Pratiques managériales et gestion de projet : comment lutte contre l’effet Baldwin

Parmi les lois qui régissent le management, il faudra désormais en ajouter une, que l’on pourrait baptiser « l’effet Baldwin », du nom de l’acteur américain qui a tué accidentellement la directrice de la photographie sur le tournage du film Rust.

«L’effet Baldwin », qui peut toucher n’importe quel projet, se caractérise par cinq principes :

1. Il peut toucher des managers expérimentés 

Alec Baldwin n’est pas un débutant, il a une longue expérience dans son métier d’acteur et de producteur. En tant que manager du projet de film, il est expérimenté et donc, a priori, digne de confiance pour mener un projet avec une équipe de plusieurs dizaines de personnes, spécialisées par métier (cascadeur, scripts, accessoiristes, casting…).

2. Les bonnes pratiques existent, elles sont connues, intégrées et acceptées 

Le domaine concerné par « l’effet Baldwin » est souvent codifié, voire très réglementé. C’est le cas, bien sûr, du maniement des armes sur un tournage de film. Les balles réelles sont évidemment totalement proscrites sur un tournage par les règles très strictes en vigueur dans l’industrie du cinéma, précisément pour éviter ce genre d’accident.

Malgré les bonnes pratiques et les règles strictes (tester deux fois la même arme, par exemple), les responsabilités de chacun n’ont pas été clairement formalisées et respectées, ce qui a conduit au drame. L’assistant réalisateur a ainsi admis qu’il aurait dû vérifier l’arme, mais avait omis de le faire. Le management est lui aussi régi par des bonnes pratiques, des référentiels et des obligations juridiques, en principe pour éviter tout dysfonctionnement.

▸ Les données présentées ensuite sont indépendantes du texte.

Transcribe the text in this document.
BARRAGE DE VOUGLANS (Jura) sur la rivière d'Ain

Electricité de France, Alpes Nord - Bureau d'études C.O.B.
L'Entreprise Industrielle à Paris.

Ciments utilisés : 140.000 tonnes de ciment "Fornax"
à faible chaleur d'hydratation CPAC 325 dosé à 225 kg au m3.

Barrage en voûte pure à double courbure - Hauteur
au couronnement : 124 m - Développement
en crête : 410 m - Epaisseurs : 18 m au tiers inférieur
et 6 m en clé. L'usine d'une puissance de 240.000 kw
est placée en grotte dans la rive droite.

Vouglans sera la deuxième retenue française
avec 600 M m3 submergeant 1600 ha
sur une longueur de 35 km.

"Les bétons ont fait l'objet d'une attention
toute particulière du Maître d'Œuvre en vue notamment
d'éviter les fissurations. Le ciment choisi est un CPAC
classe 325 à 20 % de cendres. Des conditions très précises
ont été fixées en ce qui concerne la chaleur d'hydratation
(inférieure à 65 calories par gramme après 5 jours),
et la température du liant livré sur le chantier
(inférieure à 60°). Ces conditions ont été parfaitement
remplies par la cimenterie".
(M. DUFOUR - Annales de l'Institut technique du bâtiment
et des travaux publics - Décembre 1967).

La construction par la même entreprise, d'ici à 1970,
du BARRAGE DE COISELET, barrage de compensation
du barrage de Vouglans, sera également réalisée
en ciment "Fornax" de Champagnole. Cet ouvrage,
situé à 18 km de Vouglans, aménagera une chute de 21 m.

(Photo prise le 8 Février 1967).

3. Il existe des signes avant-coureurs des difficultés

Ces signes s’observent notamment lorsque le turn-over des équipes augmente, que la motivation diminue, que les conditions de travail se dégradent et qu’une logique de réduction des coûts guide la stratégie. Dans le cas de l’affaire Baldwin, tous ces éléments étaient présents.

Une partie de l’équipe avait ainsi quitté le tournage quelques jours avant l’accident, pour réclamer de meilleures conditions de travail, obligeant les producteurs à les remplacer. L’équipe réduite a dû travailler dans des conditions dégradées (une seule caméra) et plus longtemps. D’où une baisse de motivation, qui a fait dire au shérif Mendoza, chargé de l’enquête : « Je pense qu’il y avait un certain laisser-aller sur ce plateau de tournage. » En outre, le producteur avait économisé sur l’assurance qui permet de couvrir l’arrêt d’un tournage, et dont le coût est équivalent à 2 % du budget du film assuré.

4. Un excès de confiance s’instaure

En cas de problème, cet excès de confiance est justifié par une probabilité de survenance infinitésimale. Alec Baldwin a ainsi expliqué que l’accident avait « une chance sur mille milliards de se produire ». Effectivement, c’est rare, mais pas impossible.

5. Les compétences de certains membres de l’équipe n’ont pas été vérifiées en amont

D’où le recrutement d’incompétents, qui plus est à un poste stratégique mettant en danger l’équipe. L’armurière de 24 ans n’avait qu’un seul autre tournage à son actif : un CV aussi peu fourni aurait dû alerter…

Mais son inexpérience est passée inaperçue : si Alec Baldwin avait juste consulté son collègue acteur Nicolas Cage, il aurait appris que la même personne responsable des armes avait été écartée d’un précédent tournage pour manquements graves à la sécurité. De même que l’assistant en charge de tester l’arme, lui aussi écarté, avait déjà été renvoyé d’un autre tournage pour des manquements similaires.

« L’effet Baldwin », même si on ne l’a jamais dénommé de cette manière, est très courant dans le management de projets, surtout ceux qui impliquent de nombreuses parties prenantes sur un périmètre étendu. La transformation digitale est d’ailleurs un domaine privilégié de manifestation de « l’effet Baldwin ».

Un projet qui en est victime n’a donc guère de chances de survivre… Même s’il n’y a heureusement pas d’issue tragique pour les acteurs concernés, les dégâts économiques (perte de compétitivité…), financiers (investissements gaspillés ou perdus…) et humains (stress, burn-out, démotivation des équipes…) ne doivent pas être sous-estimés.